A U.S. person working at CSME in Dubai discovered the alleged violations after overhearing the senior managers discussing U.S.-origin goods for a “big job,” OFAC said. “When the U.S. person employee inquired, the managers told them they were ‘confused.’”
OFAC said the employee later inspected company documents that showed “elevated levels of sales” and “administrative expenses in the region.” After confronting CSME’s general manager, OFAC said, the employee was “dismissed.” The person flew to the U.S. the same day to report the conduct to CS headquarters, the agency said. CS began an internal review, ended the sales and voluntarily disclosed the violations.
OFAC said the alleged violations constituted an egregious case and pointed to several aggravating factors, including CSME senior management “willfully” violating U.S. sanctions against Iran and having “actual knowledge” of the conduct. The agency also noted that CSME is a “commercially sophisticated” company that is among 25 CS affiliates in 16 countries.
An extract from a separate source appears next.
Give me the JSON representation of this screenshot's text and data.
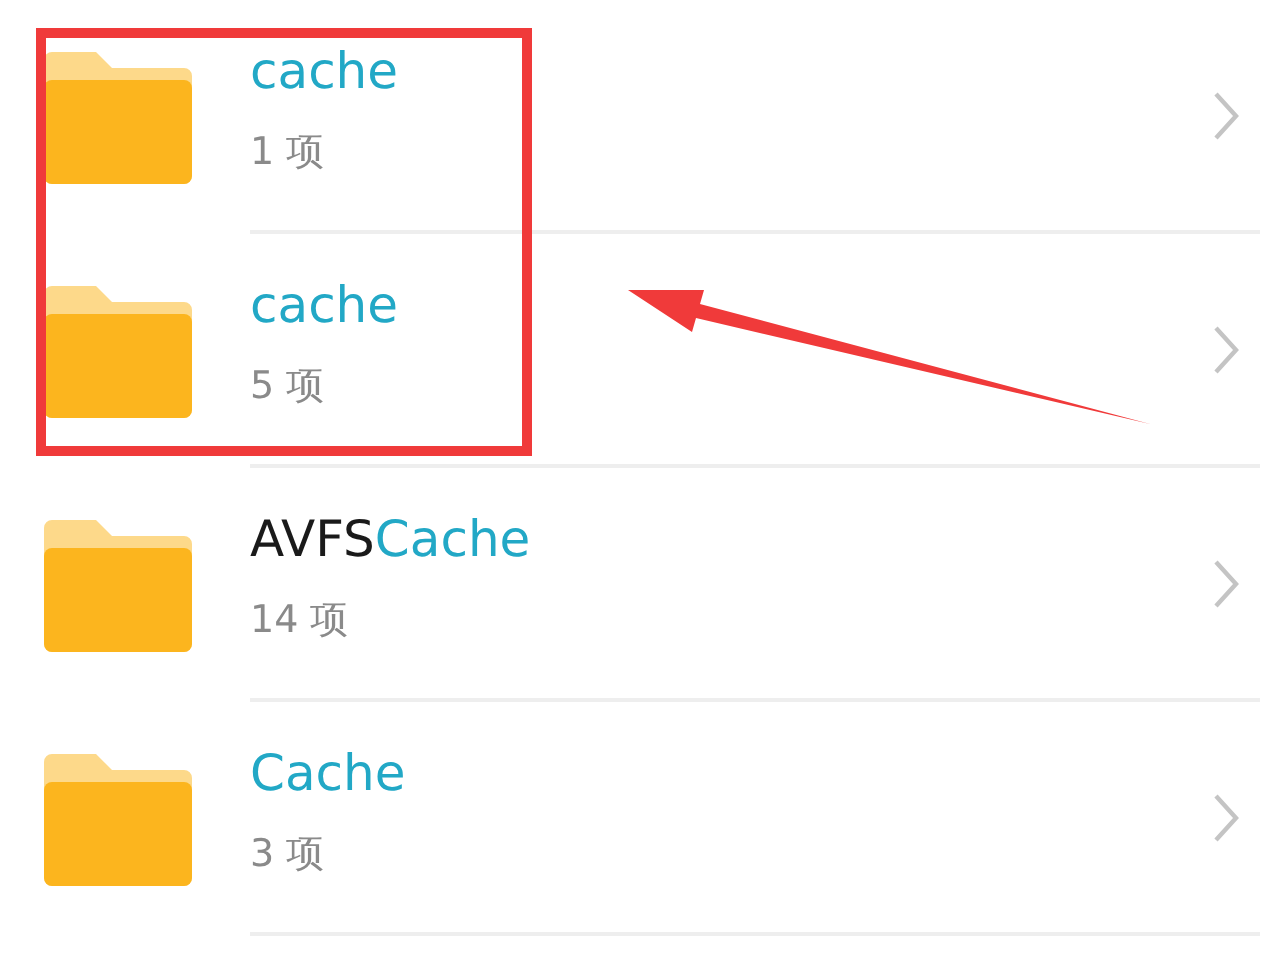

OFAC said it could have imposed a maximum $2,201,982 civil penalty, but it settled on a lesser amount due to several mitigating factors, including the fact that the CS New Jersey headquarters appeared to have been “unaware” of the sales and the CS sanctions compliance program “appears to have been reasonably designed to comply with the restrictions in place at that time.” The agency also applauded the company’s “remedial response,” which included firing all employees associated with the sales, conducting an investigation, hiring new compliance officials and issuing new company-wide corporate compliance policies. CS also cooperated with OFAC’s investigation.
The case highlights the challenges facing multinational companies operating in “high-risk jurisdictions,” OFAC said, adding that employees may sometimes “act on their own initiative to disregard policies and controls and seek to circumvent applicable sanctions.” In certain cases, actions of those employees may lead to violations “attributable to their parent organizations,” the agency said. “Companies should consider the need to institute tailored controls, using a risk-based approach, to avail themselves of permissible opportunities while precluding the ability of ‘rogue’ employees to engage in prohibited conduct.”
The case also demonstrates the importance of “seeing something and saying something” if misconduct is uncovered or suspected, OFAC said. Whistleblowers play a “vital role in identifying prohibited conduct and promoting compliance,” and “responsible companies” should have ways for employees to “raise concerns without fear of retaliation.” Companies should consider “proactively communicating the existence of mechanisms by which employees can confidentially and without fear of reprisal report potential breaches of a company’s sanctions compliance policies, procedures, and internal controls.”